Related: Last week, I explained why I didn't think Bitcoin was finished in the wake of Mt. Gox. Read that piece here.
Even More Updated, 5:30 PM ET: Hit "More" or scroll down for latest, including Instagram video in which Nakamoto denies involvement in Bitcoin.
Updated, 11:32 AM ET: Over at Reddit's Bitcoin sub, there's a lively thread suggesting that Newsweek has got the wrong Nakamoto. Among the evidence? Past suggestions that the real Nakamoto's age is much younger than the one pictured above and that his written English (based on various online postings and letters to the editor) isn't particularly good. Read the whole thing. Hat Tip: Naomi Brockwell, Reason TV contributor and proprietor of Bitcoin Girl.
The man pictured above is, says Newsweek, the creator of bitcoin, Satoshi Nakamoto:
Far from leading to a Tokyo-based whiz kid using the name "Satoshi Nakamoto" as a cipher or pseudonym (a story repeated by everyone from Bitcoin's rabid fans to The New Yorker), the trail followed by Newsweek led to a 64-year-old Japanese-American man whose name really is Satoshi Nakamoto. He is someone with a penchant for collecting model trains and a career shrouded in secrecy, having done classified work for major corporations and the U.S. military.
Nakamoto was hiding in the same way the author Thomas Pynchon was "hiding" - in plain sight. He used a slightly different name in his work life, but Nakamoto wasn't in deep cover. Kudos to Newsweek's Leah McGrath Goodwin for doing the work to find him. He lives in Temple City, California and came to the U.S. as a child:
Descended from Samurai and the son of a Buddhist priest, Nakamoto was born in July 1949 in the city of Beppu, Japan, where he was brought up poor in the Buddhist tradition by his mother, Akiko. In 1959, after a divorce and remarriage, she immigrated to California, taking her three sons with her. Now age 93, she lives with Nakamoto in Temple City.

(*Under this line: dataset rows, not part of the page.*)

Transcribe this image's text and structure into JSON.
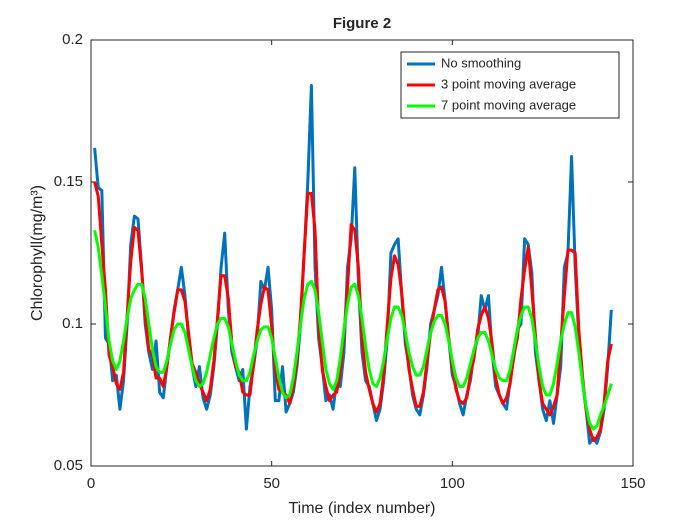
{
  "chart_data": {
    "type": "line",
    "title": "Figure 2",
    "xlabel": "Time (index number)",
    "ylabel": "Chlorophyll(mg/m³)",
    "xlim": [
      0,
      150
    ],
    "xticks": [
      0,
      50,
      100,
      150
    ],
    "ylim": [
      0.05,
      0.2
    ],
    "yticks": [
      0.05,
      0.1,
      0.15,
      0.2
    ],
    "grid": false,
    "legend_position": "top-right",
    "x": [
      1,
      2,
      3,
      4,
      5,
      6,
      7,
      8,
      9,
      10,
      11,
      12,
      13,
      14,
      15,
      16,
      17,
      18,
      19,
      20,
      21,
      22,
      23,
      24,
      25,
      26,
      27,
      28,
      29,
      30,
      31,
      32,
      33,
      34,
      35,
      36,
      37,
      38,
      39,
      40,
      41,
      42,
      43,
      44,
      45,
      46,
      47,
      48,
      49,
      50,
      51,
      52,
      53,
      54,
      55,
      56,
      57,
      58,
      59,
      60,
      61,
      62,
      63,
      64,
      65,
      66,
      67,
      68,
      69,
      70,
      71,
      72,
      73,
      74,
      75,
      76,
      77,
      78,
      79,
      80,
      81,
      82,
      83,
      84,
      85,
      86,
      87,
      88,
      89,
      90,
      91,
      92,
      93,
      94,
      95,
      96,
      97,
      98,
      99,
      100,
      101,
      102,
      103,
      104,
      105,
      106,
      107,
      108,
      109,
      110,
      111,
      112,
      113,
      114,
      115,
      116,
      117,
      118,
      119,
      120,
      121,
      122,
      123,
      124,
      125,
      126,
      127,
      128,
      129,
      130,
      131,
      132,
      133,
      134,
      135,
      136,
      137,
      138,
      139,
      140,
      141,
      142,
      143,
      144
    ],
    "series": [
      {
        "name": "No smoothing",
        "color": "#0072bd",
        "values": [
          0.162,
          0.148,
          0.147,
          0.095,
          0.093,
          0.08,
          0.082,
          0.07,
          0.08,
          0.1,
          0.128,
          0.138,
          0.137,
          0.12,
          0.1,
          0.09,
          0.084,
          0.094,
          0.076,
          0.074,
          0.085,
          0.095,
          0.105,
          0.112,
          0.12,
          0.11,
          0.095,
          0.085,
          0.078,
          0.085,
          0.074,
          0.07,
          0.075,
          0.085,
          0.1,
          0.12,
          0.132,
          0.105,
          0.09,
          0.085,
          0.08,
          0.084,
          0.063,
          0.078,
          0.085,
          0.095,
          0.115,
          0.112,
          0.12,
          0.105,
          0.073,
          0.073,
          0.085,
          0.069,
          0.072,
          0.076,
          0.085,
          0.1,
          0.125,
          0.15,
          0.184,
          0.12,
          0.095,
          0.085,
          0.073,
          0.075,
          0.07,
          0.08,
          0.078,
          0.09,
          0.12,
          0.13,
          0.155,
          0.115,
          0.09,
          0.08,
          0.078,
          0.072,
          0.066,
          0.07,
          0.08,
          0.095,
          0.125,
          0.128,
          0.13,
          0.11,
          0.093,
          0.085,
          0.075,
          0.07,
          0.068,
          0.075,
          0.085,
          0.1,
          0.105,
          0.11,
          0.12,
          0.108,
          0.095,
          0.082,
          0.078,
          0.072,
          0.068,
          0.075,
          0.08,
          0.09,
          0.095,
          0.11,
          0.105,
          0.11,
          0.09,
          0.078,
          0.075,
          0.072,
          0.07,
          0.08,
          0.088,
          0.098,
          0.1,
          0.13,
          0.128,
          0.118,
          0.09,
          0.08,
          0.07,
          0.066,
          0.073,
          0.065,
          0.075,
          0.085,
          0.12,
          0.125,
          0.159,
          0.12,
          0.095,
          0.08,
          0.07,
          0.058,
          0.06,
          0.058,
          0.062,
          0.07,
          0.085,
          0.105
        ]
      },
      {
        "name": "3 point moving average",
        "color": "#ff0000",
        "values": [
          0.15,
          0.145,
          0.128,
          0.112,
          0.089,
          0.085,
          0.079,
          0.077,
          0.083,
          0.103,
          0.122,
          0.134,
          0.133,
          0.119,
          0.103,
          0.091,
          0.089,
          0.081,
          0.081,
          0.078,
          0.085,
          0.095,
          0.104,
          0.112,
          0.112,
          0.108,
          0.097,
          0.086,
          0.083,
          0.079,
          0.076,
          0.073,
          0.077,
          0.087,
          0.102,
          0.117,
          0.117,
          0.109,
          0.093,
          0.085,
          0.083,
          0.076,
          0.075,
          0.075,
          0.086,
          0.098,
          0.107,
          0.113,
          0.112,
          0.099,
          0.084,
          0.077,
          0.076,
          0.075,
          0.072,
          0.078,
          0.087,
          0.103,
          0.125,
          0.146,
          0.146,
          0.133,
          0.1,
          0.084,
          0.078,
          0.073,
          0.075,
          0.076,
          0.083,
          0.096,
          0.113,
          0.135,
          0.133,
          0.12,
          0.095,
          0.083,
          0.077,
          0.072,
          0.069,
          0.072,
          0.082,
          0.1,
          0.116,
          0.124,
          0.121,
          0.111,
          0.096,
          0.084,
          0.077,
          0.071,
          0.071,
          0.076,
          0.087,
          0.097,
          0.105,
          0.112,
          0.113,
          0.108,
          0.095,
          0.085,
          0.077,
          0.073,
          0.072,
          0.074,
          0.082,
          0.088,
          0.098,
          0.103,
          0.106,
          0.102,
          0.093,
          0.081,
          0.075,
          0.072,
          0.074,
          0.079,
          0.089,
          0.095,
          0.109,
          0.119,
          0.127,
          0.112,
          0.096,
          0.08,
          0.072,
          0.07,
          0.068,
          0.071,
          0.075,
          0.093,
          0.11,
          0.126,
          0.126,
          0.125,
          0.098,
          0.082,
          0.07,
          0.063,
          0.059,
          0.06,
          0.063,
          0.072,
          0.087,
          0.093
        ]
      },
      {
        "name": "7 point moving average",
        "color": "#00ff00",
        "values": [
          0.133,
          0.127,
          0.117,
          0.106,
          0.094,
          0.087,
          0.084,
          0.087,
          0.094,
          0.102,
          0.109,
          0.112,
          0.114,
          0.114,
          0.109,
          0.1,
          0.091,
          0.085,
          0.083,
          0.083,
          0.087,
          0.093,
          0.098,
          0.1,
          0.1,
          0.097,
          0.091,
          0.085,
          0.08,
          0.078,
          0.079,
          0.083,
          0.089,
          0.095,
          0.1,
          0.102,
          0.102,
          0.099,
          0.093,
          0.087,
          0.082,
          0.08,
          0.08,
          0.083,
          0.089,
          0.094,
          0.098,
          0.099,
          0.099,
          0.095,
          0.088,
          0.081,
          0.076,
          0.074,
          0.075,
          0.081,
          0.09,
          0.1,
          0.109,
          0.114,
          0.115,
          0.112,
          0.104,
          0.094,
          0.084,
          0.079,
          0.077,
          0.08,
          0.088,
          0.098,
          0.107,
          0.113,
          0.114,
          0.11,
          0.102,
          0.092,
          0.084,
          0.079,
          0.078,
          0.081,
          0.087,
          0.095,
          0.102,
          0.106,
          0.106,
          0.103,
          0.097,
          0.09,
          0.085,
          0.082,
          0.082,
          0.085,
          0.091,
          0.097,
          0.101,
          0.103,
          0.103,
          0.1,
          0.094,
          0.087,
          0.081,
          0.078,
          0.078,
          0.081,
          0.086,
          0.091,
          0.095,
          0.097,
          0.097,
          0.094,
          0.089,
          0.084,
          0.081,
          0.08,
          0.08,
          0.084,
          0.091,
          0.098,
          0.103,
          0.106,
          0.106,
          0.102,
          0.094,
          0.085,
          0.078,
          0.075,
          0.075,
          0.079,
          0.086,
          0.094,
          0.1,
          0.104,
          0.104,
          0.099,
          0.09,
          0.08,
          0.071,
          0.065,
          0.063,
          0.064,
          0.068,
          0.071,
          0.075,
          0.079
        ]
      }
    ]
  }
}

Like all great Americans, he lived for a while in New Jersey, where he worked for RCA in Camden. He also worked for the FAA, Hughes Aircraft, and a bunch of other firms. He also did defense contract work.

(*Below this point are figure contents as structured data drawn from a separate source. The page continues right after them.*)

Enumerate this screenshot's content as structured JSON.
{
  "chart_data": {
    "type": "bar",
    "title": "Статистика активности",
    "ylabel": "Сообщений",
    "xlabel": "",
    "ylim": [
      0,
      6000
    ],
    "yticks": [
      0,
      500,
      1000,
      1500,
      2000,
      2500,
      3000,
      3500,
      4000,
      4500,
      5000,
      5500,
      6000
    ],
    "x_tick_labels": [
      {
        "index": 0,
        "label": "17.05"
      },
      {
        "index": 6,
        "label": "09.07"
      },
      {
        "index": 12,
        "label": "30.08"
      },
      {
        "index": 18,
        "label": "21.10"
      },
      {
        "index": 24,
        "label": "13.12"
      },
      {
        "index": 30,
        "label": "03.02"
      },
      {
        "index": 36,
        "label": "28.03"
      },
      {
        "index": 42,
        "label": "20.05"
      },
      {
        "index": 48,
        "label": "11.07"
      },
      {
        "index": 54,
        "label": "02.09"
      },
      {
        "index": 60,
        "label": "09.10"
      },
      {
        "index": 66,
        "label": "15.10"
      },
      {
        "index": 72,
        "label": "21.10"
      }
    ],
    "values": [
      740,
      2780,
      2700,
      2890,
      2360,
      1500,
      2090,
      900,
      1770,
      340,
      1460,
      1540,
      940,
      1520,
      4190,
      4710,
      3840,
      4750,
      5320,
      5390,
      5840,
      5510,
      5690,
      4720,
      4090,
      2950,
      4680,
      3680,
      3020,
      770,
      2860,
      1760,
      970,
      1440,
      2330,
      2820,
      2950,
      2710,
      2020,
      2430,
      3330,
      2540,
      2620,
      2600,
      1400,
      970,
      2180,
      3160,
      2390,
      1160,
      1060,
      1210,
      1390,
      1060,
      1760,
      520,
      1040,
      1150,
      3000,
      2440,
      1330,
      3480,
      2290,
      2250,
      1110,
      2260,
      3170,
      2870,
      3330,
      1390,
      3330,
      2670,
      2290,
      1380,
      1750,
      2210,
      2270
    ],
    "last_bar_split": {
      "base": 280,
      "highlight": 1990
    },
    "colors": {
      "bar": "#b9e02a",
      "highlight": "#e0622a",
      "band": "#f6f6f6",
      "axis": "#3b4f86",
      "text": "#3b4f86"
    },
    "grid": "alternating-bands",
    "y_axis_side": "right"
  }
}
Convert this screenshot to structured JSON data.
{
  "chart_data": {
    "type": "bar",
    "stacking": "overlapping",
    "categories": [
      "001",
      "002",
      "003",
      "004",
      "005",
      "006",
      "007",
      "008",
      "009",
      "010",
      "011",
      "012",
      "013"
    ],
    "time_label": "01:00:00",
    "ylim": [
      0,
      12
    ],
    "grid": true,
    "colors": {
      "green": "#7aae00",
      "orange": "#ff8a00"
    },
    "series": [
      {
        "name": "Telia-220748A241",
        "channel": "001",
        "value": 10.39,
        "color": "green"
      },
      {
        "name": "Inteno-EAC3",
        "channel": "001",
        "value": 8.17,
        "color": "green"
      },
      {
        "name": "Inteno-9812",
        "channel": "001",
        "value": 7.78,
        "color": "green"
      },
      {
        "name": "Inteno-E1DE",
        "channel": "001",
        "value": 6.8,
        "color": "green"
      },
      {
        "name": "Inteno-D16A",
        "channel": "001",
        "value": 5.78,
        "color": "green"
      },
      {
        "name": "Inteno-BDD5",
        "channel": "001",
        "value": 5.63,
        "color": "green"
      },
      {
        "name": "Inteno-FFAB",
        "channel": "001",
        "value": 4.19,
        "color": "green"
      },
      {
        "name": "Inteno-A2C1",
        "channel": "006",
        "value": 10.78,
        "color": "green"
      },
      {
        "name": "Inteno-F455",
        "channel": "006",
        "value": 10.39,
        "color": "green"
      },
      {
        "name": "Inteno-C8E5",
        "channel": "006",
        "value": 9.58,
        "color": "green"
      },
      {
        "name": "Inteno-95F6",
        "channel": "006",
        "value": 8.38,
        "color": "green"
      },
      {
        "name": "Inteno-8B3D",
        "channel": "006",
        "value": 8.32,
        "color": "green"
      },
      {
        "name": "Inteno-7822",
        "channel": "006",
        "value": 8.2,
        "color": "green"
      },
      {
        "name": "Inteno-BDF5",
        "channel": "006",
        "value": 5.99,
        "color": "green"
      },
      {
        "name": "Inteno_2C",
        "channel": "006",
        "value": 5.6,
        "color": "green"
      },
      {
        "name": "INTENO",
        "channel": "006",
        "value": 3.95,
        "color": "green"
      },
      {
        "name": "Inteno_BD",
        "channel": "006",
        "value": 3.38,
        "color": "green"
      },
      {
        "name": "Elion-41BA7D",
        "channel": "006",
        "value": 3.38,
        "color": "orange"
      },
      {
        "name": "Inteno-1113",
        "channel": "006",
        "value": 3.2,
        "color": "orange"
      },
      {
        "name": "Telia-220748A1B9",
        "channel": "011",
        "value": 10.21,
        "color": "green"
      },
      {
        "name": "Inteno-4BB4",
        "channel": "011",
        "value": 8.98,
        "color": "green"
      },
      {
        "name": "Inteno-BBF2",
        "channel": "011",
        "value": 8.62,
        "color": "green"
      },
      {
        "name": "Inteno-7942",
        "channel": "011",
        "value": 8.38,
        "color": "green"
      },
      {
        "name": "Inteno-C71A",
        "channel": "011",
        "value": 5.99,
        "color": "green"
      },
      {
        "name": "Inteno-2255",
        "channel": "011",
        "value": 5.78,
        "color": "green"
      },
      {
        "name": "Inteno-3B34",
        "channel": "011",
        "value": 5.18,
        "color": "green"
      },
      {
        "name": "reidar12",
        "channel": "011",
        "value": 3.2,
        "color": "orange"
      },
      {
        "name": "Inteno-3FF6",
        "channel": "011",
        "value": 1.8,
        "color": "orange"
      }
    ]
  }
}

And yes, he is a libertarian whose own family didn't suspect him of being the inventor of the world's leading alt-currency.
A libertarian, Nakamoto encouraged his daughter to be independent, start her own business and "not be under the government's thumb," she says. "He was very wary of the government, taxes and people in charge."...

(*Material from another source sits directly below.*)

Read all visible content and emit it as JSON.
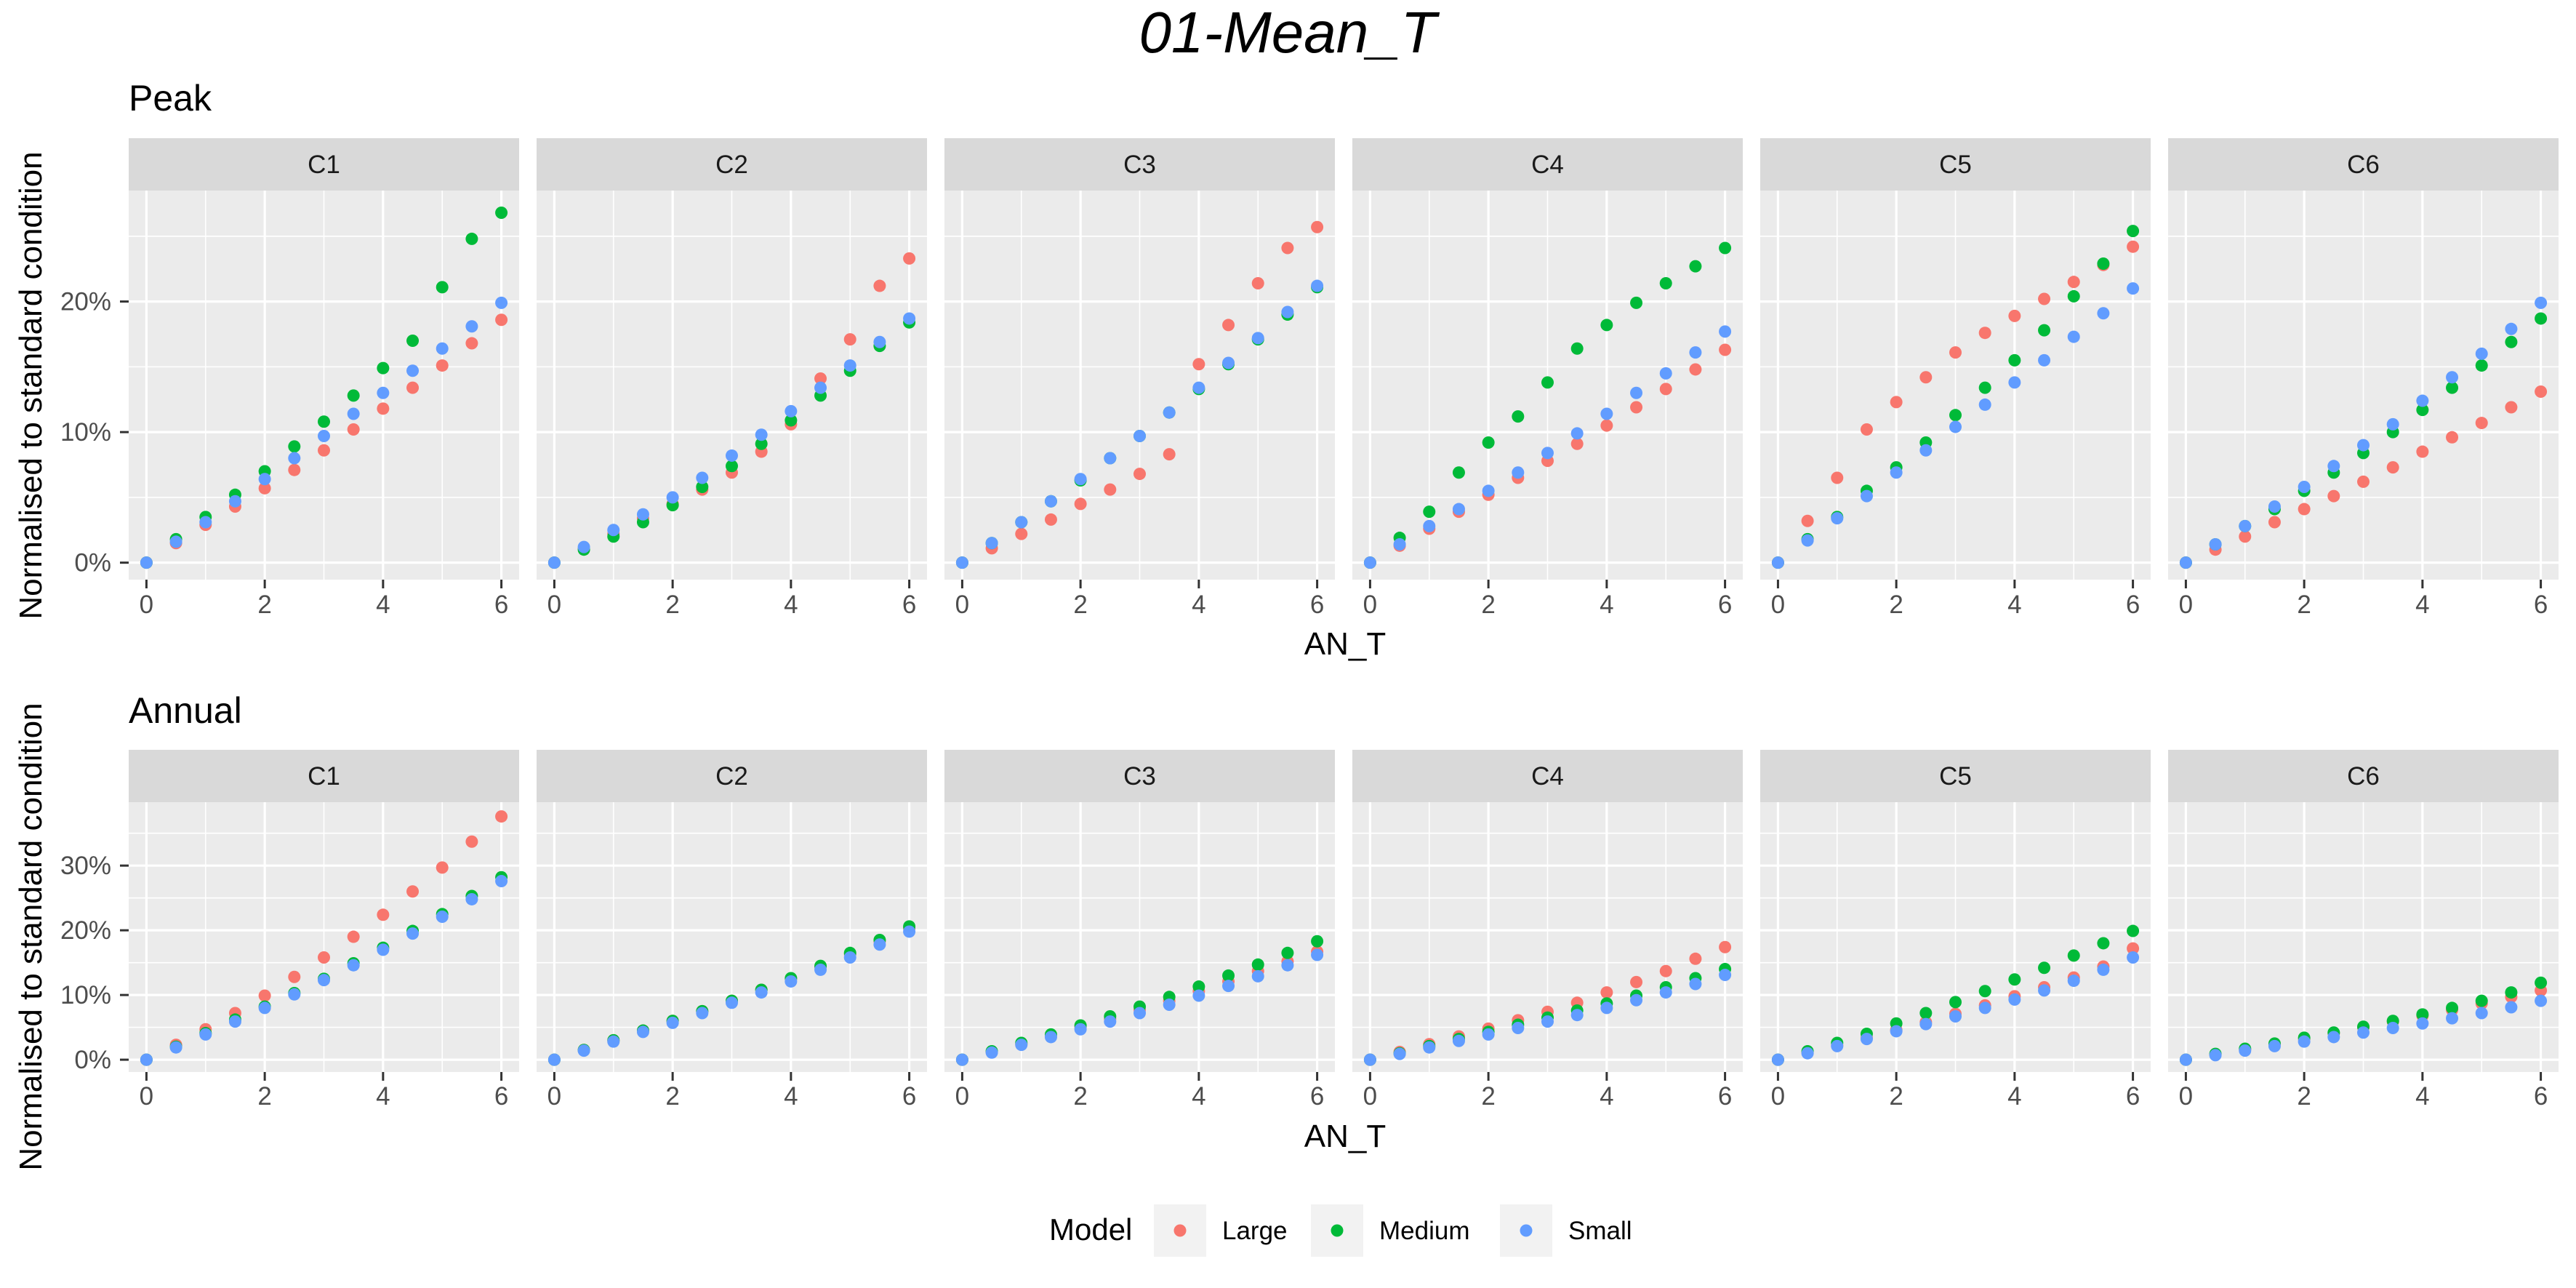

Calling the possibility her father could also be the father of Bitcoin "flabbergasting," Ilene Mitchell says she isn't surprised her father would choose to stay under cover if he was the man behind this venture, especially as he is currently concerned about his health.
"He is very wary of government interference in general," she says. "When I was little, there was a game we used to play. He would say, 'Pretend the government agencies are coming after you.' And I would hide in the closet."
Updated 5:30 PM ET: Via the Twitter feed of Declan McCullagh comes this image comparing a letter written by Dorian Nakamoto (the legal name of the man named above as the creator of Bitcoin) and an announcement of Bitcoin's founding theoretical document, as compiled by email@example.com mailing list. Right-click on image below and choose "open image in new tab" to read full text or go here.
Nakamoto, reports The Los Angeles Times, says, "I'm not involved in Bitcoin."